技術者が良いと思うものを独自に追求して商品を開発し、作ってから売り方を考える、いわゆる「プロダクトアウト1」ですが、技術者の思い入れは、時に全く市場では受けず、売れず、批判の的になることもあります。その対義語である「マーケットイン」は、もっとユーザのニーズを重視し、ニーズを満たすために必要な技術は何かという視点から商品開発を行うマーケティング的R&Dです。
市場が成熟して「顧客のニーズ」というものがはっきり存在し、顧客の購買要因の特定やセグメントも容易に行えるような時期になれば、マーケティングR&Dはうまくいくと思います。何を目指して開発すべきかはっきりするので、そのために必要な開発サイクルや品質基準といった開発体制も組みやすい。前に論じたアメリカでのレクサスの成功が良い例だと思います。

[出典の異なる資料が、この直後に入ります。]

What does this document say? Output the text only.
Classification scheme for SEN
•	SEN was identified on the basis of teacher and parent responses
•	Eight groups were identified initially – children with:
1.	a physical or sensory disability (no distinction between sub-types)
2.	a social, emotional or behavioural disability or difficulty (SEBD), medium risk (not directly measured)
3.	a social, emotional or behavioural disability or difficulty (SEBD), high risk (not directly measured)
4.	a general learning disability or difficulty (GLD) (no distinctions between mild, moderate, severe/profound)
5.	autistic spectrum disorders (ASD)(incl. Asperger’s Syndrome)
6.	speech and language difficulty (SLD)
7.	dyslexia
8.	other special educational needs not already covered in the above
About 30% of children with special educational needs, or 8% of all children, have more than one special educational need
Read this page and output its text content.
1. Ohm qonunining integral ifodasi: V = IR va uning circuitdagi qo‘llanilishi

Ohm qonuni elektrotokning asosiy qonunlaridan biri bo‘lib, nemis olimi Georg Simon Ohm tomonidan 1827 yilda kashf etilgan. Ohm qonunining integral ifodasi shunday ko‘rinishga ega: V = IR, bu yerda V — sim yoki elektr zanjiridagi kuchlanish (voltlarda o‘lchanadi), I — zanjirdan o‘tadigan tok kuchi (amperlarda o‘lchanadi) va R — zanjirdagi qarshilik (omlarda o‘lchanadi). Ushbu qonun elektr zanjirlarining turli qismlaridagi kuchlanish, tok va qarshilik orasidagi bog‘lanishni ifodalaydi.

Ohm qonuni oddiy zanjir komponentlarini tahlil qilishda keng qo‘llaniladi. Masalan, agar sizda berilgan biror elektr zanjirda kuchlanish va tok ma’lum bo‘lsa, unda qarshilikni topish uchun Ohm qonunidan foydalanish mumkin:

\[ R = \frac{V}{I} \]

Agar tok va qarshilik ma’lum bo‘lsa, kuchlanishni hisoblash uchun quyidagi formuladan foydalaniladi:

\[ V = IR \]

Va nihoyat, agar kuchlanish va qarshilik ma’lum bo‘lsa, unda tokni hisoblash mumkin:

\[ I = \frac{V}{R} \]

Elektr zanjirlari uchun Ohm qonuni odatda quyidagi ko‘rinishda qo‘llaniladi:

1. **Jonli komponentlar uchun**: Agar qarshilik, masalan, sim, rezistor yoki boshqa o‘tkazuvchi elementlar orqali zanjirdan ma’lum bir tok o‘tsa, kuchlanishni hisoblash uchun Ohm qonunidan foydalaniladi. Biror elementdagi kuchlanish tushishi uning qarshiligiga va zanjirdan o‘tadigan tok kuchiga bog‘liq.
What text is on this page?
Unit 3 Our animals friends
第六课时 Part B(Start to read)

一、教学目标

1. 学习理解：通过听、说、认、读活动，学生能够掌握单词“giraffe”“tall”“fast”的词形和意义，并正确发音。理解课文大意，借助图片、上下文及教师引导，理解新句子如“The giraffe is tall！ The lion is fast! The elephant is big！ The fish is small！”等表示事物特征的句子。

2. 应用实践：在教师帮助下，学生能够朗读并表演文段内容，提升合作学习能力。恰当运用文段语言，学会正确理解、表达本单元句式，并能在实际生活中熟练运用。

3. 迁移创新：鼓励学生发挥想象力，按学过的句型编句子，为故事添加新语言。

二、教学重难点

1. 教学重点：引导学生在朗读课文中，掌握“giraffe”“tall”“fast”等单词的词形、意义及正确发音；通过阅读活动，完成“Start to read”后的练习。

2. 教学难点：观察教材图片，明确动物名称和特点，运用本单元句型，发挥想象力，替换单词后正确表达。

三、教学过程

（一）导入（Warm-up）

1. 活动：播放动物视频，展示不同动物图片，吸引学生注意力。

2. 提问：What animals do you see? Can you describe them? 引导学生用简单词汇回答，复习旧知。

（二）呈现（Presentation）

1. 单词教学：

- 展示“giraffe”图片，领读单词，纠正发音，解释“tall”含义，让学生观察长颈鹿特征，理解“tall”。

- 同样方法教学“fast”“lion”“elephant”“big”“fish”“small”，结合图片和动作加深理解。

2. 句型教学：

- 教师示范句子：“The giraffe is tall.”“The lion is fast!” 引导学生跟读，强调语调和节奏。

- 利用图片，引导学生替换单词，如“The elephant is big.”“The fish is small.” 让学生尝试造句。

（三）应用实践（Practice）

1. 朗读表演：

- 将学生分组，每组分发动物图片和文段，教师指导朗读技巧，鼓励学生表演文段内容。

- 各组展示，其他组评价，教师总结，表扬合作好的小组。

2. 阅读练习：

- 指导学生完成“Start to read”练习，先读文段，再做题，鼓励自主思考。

しかし、市場がまだ導入期にあり、顧客のニーズがはっきりしていない時は、メーカーの側から新しい商品のコンセプトを出して、顧客のニーズを形成するという、プロダクトアウト的手法が、必ず必要となる、ということもよく言われています。だからといってこれは技術者が独自にマニアックに面白いものを開発し、売り出せということではありません。それではマニアに受けても、本当に市場に受け入れられるとは限らないでしょう。

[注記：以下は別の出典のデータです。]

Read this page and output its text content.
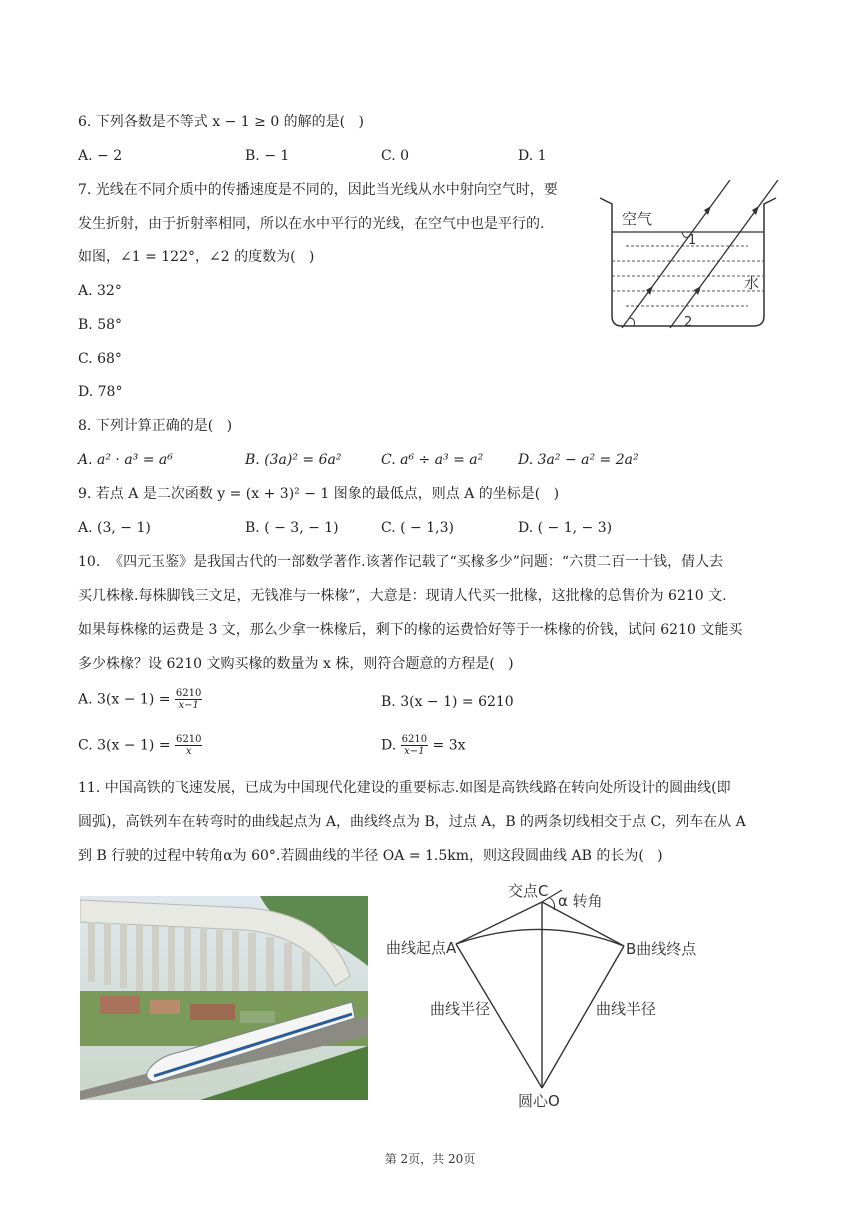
6. 下列各数是不等式 x − 1 ≥ 0 的解的是(   )
A. − 2	B. − 1	C. 0	D. 1
7. 光线在不同介质中的传播速度是不同的，因此当光线从水中射向空气时，要
发生折射，由于折射率相同，所以在水中平行的光线，在空气中也是平行的.
如图，∠1 = 122°，∠2 的度数为(   )
A. 32°
B. 58°
C. 68°
D. 78°
空气
水
1
2
8. 下列计算正确的是(   )
A. a² · a³ = a⁶	B. (3a)² = 6a²	C. a⁶ ÷ a³ = a² D. 3a² − a² = 2a²
9. 若点 A 是二次函数 y = (x + 3)² − 1 图象的最低点，则点 A 的坐标是(   )
A. (3, − 1)	B. ( − 3, − 1)	C. ( − 1,3)	D. ( − 1, − 3)
10.  《四元玉鉴》是我国古代的一部数学著作.该著作记载了“买椽多少”问题：“六贯二百一十钱，倩人去
买几株椽.每株脚钱三文足，无钱准与一株椽”，大意是：现请人代买一批椽，这批椽的总售价为 6210 文.
如果每株椽的运费是 3 文，那么少拿一株椽后，剩下的椽的运费恰好等于一株椽的价钱，试问 6210 文能买
多少株椽？设 6210 文购买椽的数量为 x 株，则符合题意的方程是(   )
A. $3(x - 1) = \frac{6210}{x-1}$	B. 3(x − 1) = 6210
C. $3(x - 1) = \frac{6210}{x}$	D. $\frac{6210}{x-1} = 3x$
11. 中国高铁的飞速发展，已成为中国现代化建设的重要标志.如图是高铁线路在转向处所设计的圆曲线(即
圆弧)，高铁列车在转弯时的曲线起点为 A，曲线终点为 B，过点 A，B 的两条切线相交于点 C，列车在从 A
到 B 行驶的过程中转角α为 60°.若圆曲线的半径 OA = 1.5km，则这段圆曲线 AB 的长为(   )
交点C
α 转角
曲线起点A	B曲线终点
曲线半径	曲线半径
圆心O
第 2页，共 20页
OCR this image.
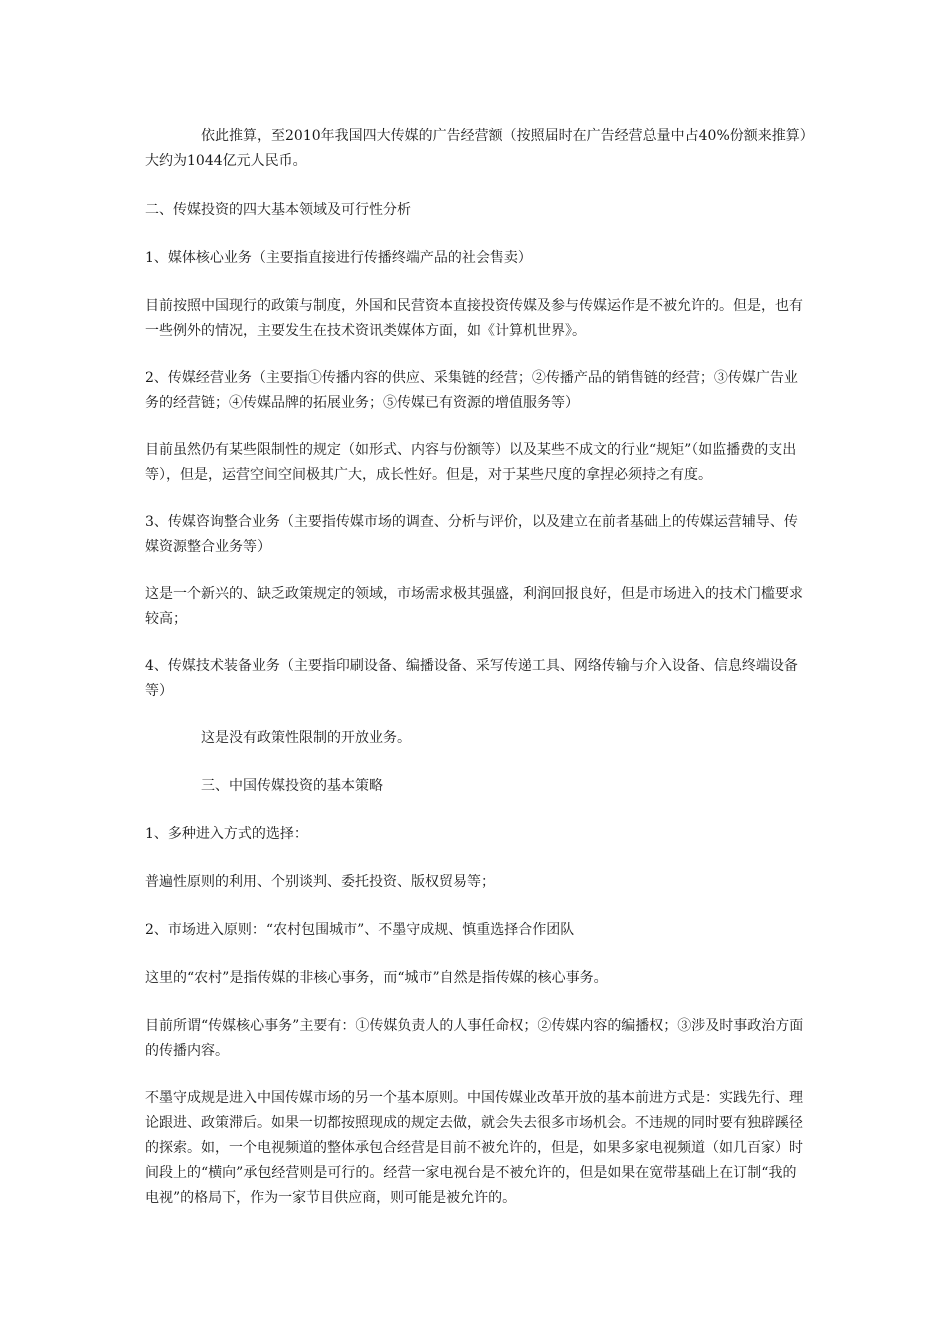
依此推算，至2010年我国四大传媒的广告经营额（按照届时在广告经营总量中占40%份额来推算）大约为1044亿元人民币。

二、传媒投资的四大基本领域及可行性分析

1、媒体核心业务（主要指直接进行传播终端产品的社会售卖）

目前按照中国现行的政策与制度，外国和民营资本直接投资传媒及参与传媒运作是不被允许的。但是，也有一些例外的情况，主要发生在技术资讯类媒体方面，如《计算机世界》。

2、传媒经营业务（主要指①传播内容的供应、采集链的经营；②传播产品的销售链的经营；③传媒广告业务的经营链；④传媒品牌的拓展业务；⑤传媒已有资源的增值服务等）

目前虽然仍有某些限制性的规定（如形式、内容与份额等）以及某些不成文的行业“规矩”（如监播费的支出等），但是，运营空间空间极其广大，成长性好。但是，对于某些尺度的拿捏必须持之有度。

3、传媒咨询整合业务（主要指传媒市场的调查、分析与评价，以及建立在前者基础上的传媒运营辅导、传媒资源整合业务等）

这是一个新兴的、缺乏政策规定的领域，市场需求极其强盛，利润回报良好，但是市场进入的技术门槛要求较高；

4、传媒技术装备业务（主要指印刷设备、编播设备、采写传递工具、网络传输与介入设备、信息终端设备等）

这是没有政策性限制的开放业务。

三、中国传媒投资的基本策略

1、多种进入方式的选择：

普遍性原则的利用、个别谈判、委托投资、版权贸易等；

2、市场进入原则：“农村包围城市”、不墨守成规、慎重选择合作团队

这里的“农村”是指传媒的非核心事务，而“城市”自然是指传媒的核心事务。

目前所谓“传媒核心事务”主要有：①传媒负责人的人事任命权；②传媒内容的编播权；③涉及时事政治方面的传播内容。

不墨守成规是进入中国传媒市场的另一个基本原则。中国传媒业改革开放的基本前进方式是：实践先行、理论跟进、政策滞后。如果一切都按照现成的规定去做，就会失去很多市场机会。不违规的同时要有独辟蹊径的探索。如，一个电视频道的整体承包合经营是目前不被允许的，但是，如果多家电视频道（如几百家）时间段上的“横向”承包经营则是可行的。经营一家电视台是不被允许的，但是如果在宽带基础上在订制“我的电视”的格局下，作为一家节目供应商，则可能是被允许的。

日系のメーカーでいまどきこの意味での「マーケットイン」を意識していないところはないと思いますが、では本当に成功しているのか?は大いに疑問です。(最近のソニー然り。)
半導体の例で言うと、半導体メーカー側の論理で、車メーカーにハイパフォーマンスと開発サイクル短期化を押し付け、勝手に半導体側がプロジェクトを組んでいるように思えてなりません。

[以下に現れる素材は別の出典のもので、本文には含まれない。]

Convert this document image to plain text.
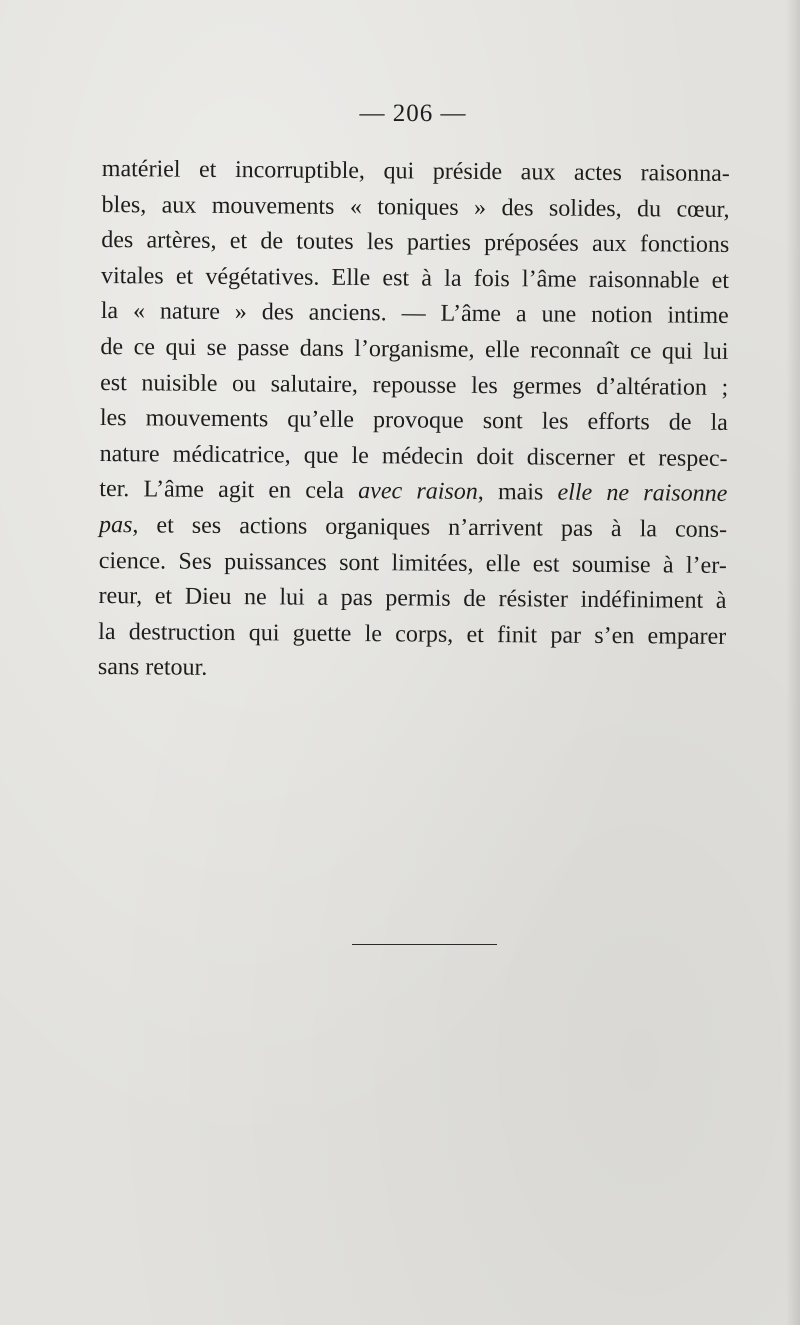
— 206 —
matériel et incorruptible, qui préside aux actes raisonna-
bles, aux mouvements « toniques » des solides, du cœur,
des artères, et de toutes les parties préposées aux fonctions
vitales et végétatives. Elle est à la fois l’âme raisonnable et
la « nature » des anciens. — L’âme a une notion intime
de ce qui se passe dans l’organisme, elle reconnaît ce qui lui
est nuisible ou salutaire, repousse les germes d’altération ;
les mouvements qu’elle provoque sont les efforts de la
nature médicatrice, que le médecin doit discerner et respec-
ter. L’âme agit en cela avec raison, mais elle ne raisonne
pas, et ses actions organiques n’arrivent pas à la cons-
cience. Ses puissances sont limitées, elle est soumise à l’er-
reur, et Dieu ne lui a pas permis de résister indéfiniment à
la destruction qui guette le corps, et finit par s’en emparer
sans retour.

日経エレクトロニクス短期決戦の半導体業界 長期計画の自動車業界2005/03/15
論理的に考えて、将来的にどんなに処理が複雑になってパフォーマンスが求められても、車(カーナビ等情報系は除く)に必要なのは絶対に不具合が出ない信頼性とコストだけのはずで、これらは十分枯れた技術を援用すれば済むはずです。カーナビ用半導体についても「こういう世の中が来るからハイパフォーマンスが必要だ」という論理ではなく、「ハイパフォーマンスを生かそうとすると、こういうことが出来るようになる」という悪い意味での「プロダクトアウト」な発想から抜け切れていないのではないでしょうか?
更に、競合企業がパフォーマンスが高いものを出してきたら、というような不安感が、無駄にこれらの機器でのパフォーマンス競争を煽っている気がしてなりません。
私が真のプロダクトアウトだと思う例を二つ(もう以前のコメント等で出した例ですが)挙げてみます。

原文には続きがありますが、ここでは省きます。